The state's death tally due to COVID-19 now stands at 6,539 and known cases total 107,812, according to tracking by the Michigan Department of Health and Human Services.
When probable cases are included, the death tally is 6,811 and cases are at 118,902.
Hospitalizations and deaths in Michigan dropped in recent months, but the virus is still present across the state as hundreds of new cases are confirmed daily. As of Tuesday, 648 people were hospitalized with the virus in Michigan, including 187 adults in critical care and 76 on ventilators, according to state data.
Health officials have stressed that the virus will remain a threat this fall as temperatures drop, gatherings move indoors and schools reopen.
Almost a quarter of the state's recorded COVID-19 outbreaks during a seven-week stretch over July and August occurred in long-term care facilities, making it the leading source of virus flare-ups over those summer months, according to state data.
Social gatherings such as funerals, weddings and parties were the second biggest source of outbreaks in Michigan during the period, followed by job sites and then restaurants and bars.
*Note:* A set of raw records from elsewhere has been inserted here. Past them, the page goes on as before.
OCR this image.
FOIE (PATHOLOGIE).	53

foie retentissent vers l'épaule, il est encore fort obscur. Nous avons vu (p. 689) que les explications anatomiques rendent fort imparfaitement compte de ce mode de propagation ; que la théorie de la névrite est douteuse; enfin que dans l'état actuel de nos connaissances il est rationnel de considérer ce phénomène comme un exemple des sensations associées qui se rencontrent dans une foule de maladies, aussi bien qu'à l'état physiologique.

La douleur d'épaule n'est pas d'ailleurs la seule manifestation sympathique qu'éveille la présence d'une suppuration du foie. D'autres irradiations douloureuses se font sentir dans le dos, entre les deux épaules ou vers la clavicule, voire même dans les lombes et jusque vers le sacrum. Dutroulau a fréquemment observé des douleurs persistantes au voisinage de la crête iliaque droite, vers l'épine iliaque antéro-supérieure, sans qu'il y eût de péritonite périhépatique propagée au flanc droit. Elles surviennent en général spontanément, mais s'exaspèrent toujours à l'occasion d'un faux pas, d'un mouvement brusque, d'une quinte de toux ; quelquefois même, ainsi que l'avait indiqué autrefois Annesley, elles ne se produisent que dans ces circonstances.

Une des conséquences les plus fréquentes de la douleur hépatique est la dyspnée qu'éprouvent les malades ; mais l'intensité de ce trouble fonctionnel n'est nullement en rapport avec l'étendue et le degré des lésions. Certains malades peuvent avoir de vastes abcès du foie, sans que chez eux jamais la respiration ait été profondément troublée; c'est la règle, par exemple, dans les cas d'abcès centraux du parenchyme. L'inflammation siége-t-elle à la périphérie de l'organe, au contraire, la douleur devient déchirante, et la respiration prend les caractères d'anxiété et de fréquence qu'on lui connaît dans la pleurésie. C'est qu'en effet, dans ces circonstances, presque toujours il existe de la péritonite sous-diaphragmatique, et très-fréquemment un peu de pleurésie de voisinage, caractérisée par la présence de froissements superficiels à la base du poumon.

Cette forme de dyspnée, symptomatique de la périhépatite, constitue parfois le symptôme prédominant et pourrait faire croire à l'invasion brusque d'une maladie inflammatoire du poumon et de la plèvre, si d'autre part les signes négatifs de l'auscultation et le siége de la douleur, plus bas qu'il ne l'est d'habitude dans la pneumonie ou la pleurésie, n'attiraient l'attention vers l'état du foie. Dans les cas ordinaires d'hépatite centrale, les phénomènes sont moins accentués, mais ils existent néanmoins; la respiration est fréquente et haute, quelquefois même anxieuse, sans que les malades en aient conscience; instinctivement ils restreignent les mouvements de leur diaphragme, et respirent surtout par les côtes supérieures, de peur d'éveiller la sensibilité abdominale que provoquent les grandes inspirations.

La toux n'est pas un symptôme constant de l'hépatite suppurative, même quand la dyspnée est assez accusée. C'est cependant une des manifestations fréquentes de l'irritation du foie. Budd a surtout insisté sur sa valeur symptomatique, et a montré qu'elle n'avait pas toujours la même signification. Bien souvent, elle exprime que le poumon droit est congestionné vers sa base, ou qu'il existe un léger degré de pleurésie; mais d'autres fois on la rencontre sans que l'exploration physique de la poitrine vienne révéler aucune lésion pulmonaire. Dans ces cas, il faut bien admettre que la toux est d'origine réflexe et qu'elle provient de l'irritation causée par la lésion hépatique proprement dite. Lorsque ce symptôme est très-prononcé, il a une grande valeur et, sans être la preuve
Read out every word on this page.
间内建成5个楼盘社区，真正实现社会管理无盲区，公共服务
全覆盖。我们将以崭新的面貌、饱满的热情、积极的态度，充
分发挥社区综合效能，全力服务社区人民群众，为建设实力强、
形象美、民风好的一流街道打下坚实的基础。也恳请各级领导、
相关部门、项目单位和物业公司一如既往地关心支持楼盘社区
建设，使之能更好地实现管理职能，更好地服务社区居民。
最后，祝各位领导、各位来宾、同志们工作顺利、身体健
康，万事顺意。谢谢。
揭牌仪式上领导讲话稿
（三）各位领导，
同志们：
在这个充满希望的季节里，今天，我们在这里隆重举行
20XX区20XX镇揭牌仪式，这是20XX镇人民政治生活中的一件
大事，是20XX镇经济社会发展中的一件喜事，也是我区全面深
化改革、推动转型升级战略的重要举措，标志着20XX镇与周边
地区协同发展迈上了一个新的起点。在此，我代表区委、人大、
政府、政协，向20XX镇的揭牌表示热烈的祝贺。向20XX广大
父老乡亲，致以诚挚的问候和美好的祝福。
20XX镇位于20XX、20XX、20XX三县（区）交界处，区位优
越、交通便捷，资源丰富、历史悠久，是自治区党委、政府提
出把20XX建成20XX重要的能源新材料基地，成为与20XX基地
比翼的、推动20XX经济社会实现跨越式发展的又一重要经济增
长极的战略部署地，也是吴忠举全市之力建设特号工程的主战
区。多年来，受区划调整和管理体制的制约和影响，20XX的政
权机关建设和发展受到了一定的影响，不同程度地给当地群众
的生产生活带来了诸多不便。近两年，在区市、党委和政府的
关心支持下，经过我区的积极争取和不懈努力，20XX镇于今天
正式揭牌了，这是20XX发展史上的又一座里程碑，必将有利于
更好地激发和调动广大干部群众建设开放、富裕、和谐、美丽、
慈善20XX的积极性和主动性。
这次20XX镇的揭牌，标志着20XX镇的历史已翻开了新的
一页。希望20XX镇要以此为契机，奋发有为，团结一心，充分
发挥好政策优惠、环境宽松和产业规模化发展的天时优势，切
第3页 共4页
As several Michigan universities began classes in recent weeks, off-campus parties have contributed to spikes in cases in several spots.
More than 120 Michigan State University students have tested positive for COVID-19 since Aug. 30, officials said Tuesday, and University of Michigan officials confirmed cases in four more of its students over the weekend, raising the total number of cases among its students to 35.
MSU officials said almost all of the 124 students who contracted the coronavirus live off campus and do not appear to be linked to a particular event but rather multiple large student gatherings since mid-August.
Central Michigan University as of last week had at least 260 cases traced to the Aug. 17 return of students there, according to health officials.